Although distant metastases are uncommon, this tumor is locally aggressive and has a >50% local recurrence rate. In view of the 5-year cumulative survival rate being only 40%, investigations have been undertaken to explore novel therapeutic strategies in an effort to enhance the prognosis. A number of factors can impact the prognosis, including occupational wood dust exposure, tumor budding, and histological subtypes. ITACs caused by wood dust exposure typically have a better prognosis, with a five-year survival rate of 50% compared to sporadic instances (20–40%). Specific subtypes, such as signet-ring cell carcinoma, may have less favorable outcomes than papillary subtypes. Literature evidence indicates that black race and age above 75 years comprise the negative prognostic factors[23].

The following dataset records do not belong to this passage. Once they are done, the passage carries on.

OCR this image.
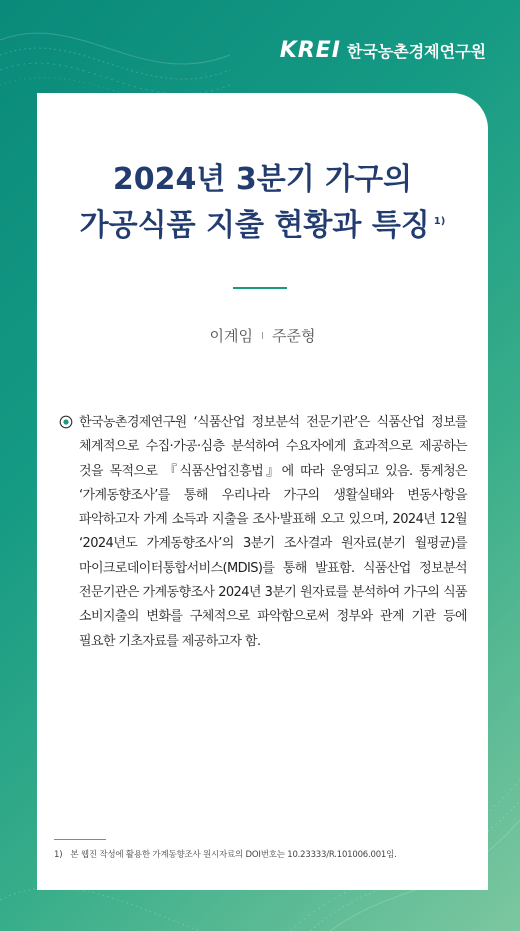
KREI 한국농촌경제연구원
2024년 3분기 가구의
가공식품 지출 현황과 특징 $^{1)}$
이계임 I 주준형
한국농촌경제연구원 ‘식품산업 정보분석 전문기관’은 식품산업 정보를 체계적으로 수집·가공·심층 분석하여 수요자에게 효과적으로 제공하는 것을 목적으로 『식품산업진흥법』에 따라 운영되고 있음. 통계청은 ‘가계동향조사’를 통해 우리나라 가구의 생활실태와 변동사항을 파악하고자 가계 소득과 지출을 조사·발표해 오고 있으며, 2024년 12월 ‘2024년도 가계동향조사’의 3분기 조사결과 원자료(분기 월평균)를 마이크로데이터통합서비스(MDIS)를 통해 발표함. 식품산업 정보분석 전문기관은 가계동향조사 2024년 3분기 원자료를 분석하여 가구의 식품 소비지출의 변화를 구체적으로 파악함으로써 정부와 관계 기관 등에 필요한 기초자료를 제공하고자 함.
1) 본 웹진 작성에 활용한 가계동향조사 원시자료의 DOI번호는 10.23333/R.101006.001임.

The recent literature has documented varying frequencies of P16 together with mutations in BRAF, EGFR, TP53, KRAS, and EGFR. KRAS mutations have also been reported to be associated with a favorable prognosis in ITAC[24].
A rare case of well-differentiated sinonasal adenocarcinoma has been reported along with clinical, radiographic, and histopathological findings that showcased the aggressive nature of the malignancy. Multimodal therapeutic approach comprising of surgery, radiotherapy, and chemotherapy with periodic follow-up may enhance the prognosis associated with sinonasal adenocarcinoma.